Hello all,
I encounter a weird issue with open-iscsi. I have a test machine with 500 iscsi volumes backed by an IP san. The test machine then performs r/w with o_direct on those 500 raw block devices. During the test I trigger a failure on the IP san so some iscsi connections break. iscsi client is able to reconnect and recover, however, immediately after recovery, some iscsi read finds corrupted data.
This issue happens frequently. After a lot of tracing on the IP san server, we become sure that those corrupted read requests have never been received by iscsi server at IP san.
In the following timeline diagram, the client generates the read around time t1 when connections are turned down. iscsi connection recovered at time t2. The time between t1 and t2 is about 15~20 seconds. Read returns several seconds after t2.
cut iscsi connections iscsi connection recoveryed
------------------------- t1 ------------------------------------------- t2 ---------------------------------->
The client machine uses Linux libaio to perform read/write. The read/write is performed in the following approach:
- blk devices are opened with O_DIRECT, io buffer is 4K-aligned, io offset is 4K aligned.

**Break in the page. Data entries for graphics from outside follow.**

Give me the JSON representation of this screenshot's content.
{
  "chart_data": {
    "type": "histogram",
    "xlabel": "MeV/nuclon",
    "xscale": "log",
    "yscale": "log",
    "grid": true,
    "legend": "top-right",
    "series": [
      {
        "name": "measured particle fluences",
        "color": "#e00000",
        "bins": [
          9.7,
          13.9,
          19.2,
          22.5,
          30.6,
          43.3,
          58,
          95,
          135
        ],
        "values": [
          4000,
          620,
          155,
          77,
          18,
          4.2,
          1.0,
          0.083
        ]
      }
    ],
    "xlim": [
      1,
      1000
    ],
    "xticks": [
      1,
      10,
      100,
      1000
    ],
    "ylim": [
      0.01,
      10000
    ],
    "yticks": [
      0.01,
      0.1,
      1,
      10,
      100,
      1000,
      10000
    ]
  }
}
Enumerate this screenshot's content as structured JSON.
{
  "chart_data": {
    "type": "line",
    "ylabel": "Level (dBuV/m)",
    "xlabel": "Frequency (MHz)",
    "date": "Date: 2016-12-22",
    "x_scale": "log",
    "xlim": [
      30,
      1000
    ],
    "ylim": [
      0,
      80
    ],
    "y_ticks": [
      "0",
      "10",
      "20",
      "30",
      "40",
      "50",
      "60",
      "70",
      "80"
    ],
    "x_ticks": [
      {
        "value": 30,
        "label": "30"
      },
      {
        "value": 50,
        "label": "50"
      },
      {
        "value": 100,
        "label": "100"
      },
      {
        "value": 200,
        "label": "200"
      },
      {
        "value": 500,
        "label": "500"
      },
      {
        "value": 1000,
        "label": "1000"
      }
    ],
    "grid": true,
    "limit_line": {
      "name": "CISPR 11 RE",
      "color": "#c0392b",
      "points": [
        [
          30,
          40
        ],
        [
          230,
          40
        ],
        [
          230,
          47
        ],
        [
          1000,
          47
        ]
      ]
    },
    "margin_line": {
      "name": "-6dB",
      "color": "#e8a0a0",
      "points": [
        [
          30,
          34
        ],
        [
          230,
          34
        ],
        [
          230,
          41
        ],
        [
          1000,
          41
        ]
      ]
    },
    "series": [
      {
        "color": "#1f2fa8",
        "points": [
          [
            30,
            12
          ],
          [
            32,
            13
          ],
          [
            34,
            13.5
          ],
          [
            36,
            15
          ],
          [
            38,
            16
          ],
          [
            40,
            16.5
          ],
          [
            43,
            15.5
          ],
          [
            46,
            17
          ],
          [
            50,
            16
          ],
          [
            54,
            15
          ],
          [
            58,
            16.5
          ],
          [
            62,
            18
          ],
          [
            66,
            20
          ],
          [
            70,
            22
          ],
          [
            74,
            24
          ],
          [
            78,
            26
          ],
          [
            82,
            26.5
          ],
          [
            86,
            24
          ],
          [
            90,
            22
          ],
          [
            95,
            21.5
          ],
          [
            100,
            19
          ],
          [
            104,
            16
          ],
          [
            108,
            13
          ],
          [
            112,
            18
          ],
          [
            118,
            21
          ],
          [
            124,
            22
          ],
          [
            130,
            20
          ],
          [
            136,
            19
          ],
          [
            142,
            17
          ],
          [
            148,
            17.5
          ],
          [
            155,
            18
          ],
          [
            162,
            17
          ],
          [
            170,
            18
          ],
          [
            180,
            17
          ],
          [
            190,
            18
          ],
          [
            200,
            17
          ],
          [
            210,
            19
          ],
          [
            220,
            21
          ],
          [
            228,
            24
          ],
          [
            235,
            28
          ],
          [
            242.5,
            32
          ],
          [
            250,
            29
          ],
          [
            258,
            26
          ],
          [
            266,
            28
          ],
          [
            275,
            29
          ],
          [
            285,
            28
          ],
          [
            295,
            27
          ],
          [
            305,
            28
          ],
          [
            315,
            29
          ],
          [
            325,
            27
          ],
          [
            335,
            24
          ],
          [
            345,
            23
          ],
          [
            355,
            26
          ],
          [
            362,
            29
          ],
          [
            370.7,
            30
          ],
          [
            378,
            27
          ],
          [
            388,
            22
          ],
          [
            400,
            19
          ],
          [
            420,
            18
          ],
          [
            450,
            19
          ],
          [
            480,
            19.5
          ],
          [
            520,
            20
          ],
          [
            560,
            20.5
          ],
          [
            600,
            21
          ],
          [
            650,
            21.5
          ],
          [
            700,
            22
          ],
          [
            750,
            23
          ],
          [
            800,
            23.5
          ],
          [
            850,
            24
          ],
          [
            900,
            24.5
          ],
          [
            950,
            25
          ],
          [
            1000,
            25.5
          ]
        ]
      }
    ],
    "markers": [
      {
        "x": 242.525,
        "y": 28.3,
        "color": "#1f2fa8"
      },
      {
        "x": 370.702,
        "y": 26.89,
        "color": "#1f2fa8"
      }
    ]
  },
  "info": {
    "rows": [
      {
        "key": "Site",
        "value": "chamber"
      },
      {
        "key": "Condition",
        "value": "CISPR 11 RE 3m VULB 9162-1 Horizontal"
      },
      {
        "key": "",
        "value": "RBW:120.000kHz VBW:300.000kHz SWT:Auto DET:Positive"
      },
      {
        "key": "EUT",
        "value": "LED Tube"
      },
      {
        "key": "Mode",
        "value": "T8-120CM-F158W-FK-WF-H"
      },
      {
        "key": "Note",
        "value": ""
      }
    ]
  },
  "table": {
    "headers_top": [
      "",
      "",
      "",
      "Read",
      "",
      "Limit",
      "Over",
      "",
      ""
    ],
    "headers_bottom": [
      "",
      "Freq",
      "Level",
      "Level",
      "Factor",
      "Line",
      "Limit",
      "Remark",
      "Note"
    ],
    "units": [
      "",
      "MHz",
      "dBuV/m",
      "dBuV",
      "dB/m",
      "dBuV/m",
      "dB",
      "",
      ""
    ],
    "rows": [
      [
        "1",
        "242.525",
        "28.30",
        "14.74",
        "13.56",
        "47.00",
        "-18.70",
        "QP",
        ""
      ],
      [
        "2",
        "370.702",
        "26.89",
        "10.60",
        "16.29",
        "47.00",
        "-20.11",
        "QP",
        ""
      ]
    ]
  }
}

- Call io_submit() to submit requests to blk device.
- call io_getevents() to wait for completion events.
* If the status is “N bytes done”, assumes I/O was successful.
* If the status is “-1”, assume IO failure.
Is it possible that, iscsi layer will mark a blk_read/write completion with 0-bytes done because the connection is not available, and the upper layer will receive a completion with 0-bytes as the result?
Thank you for reading.
-Shawn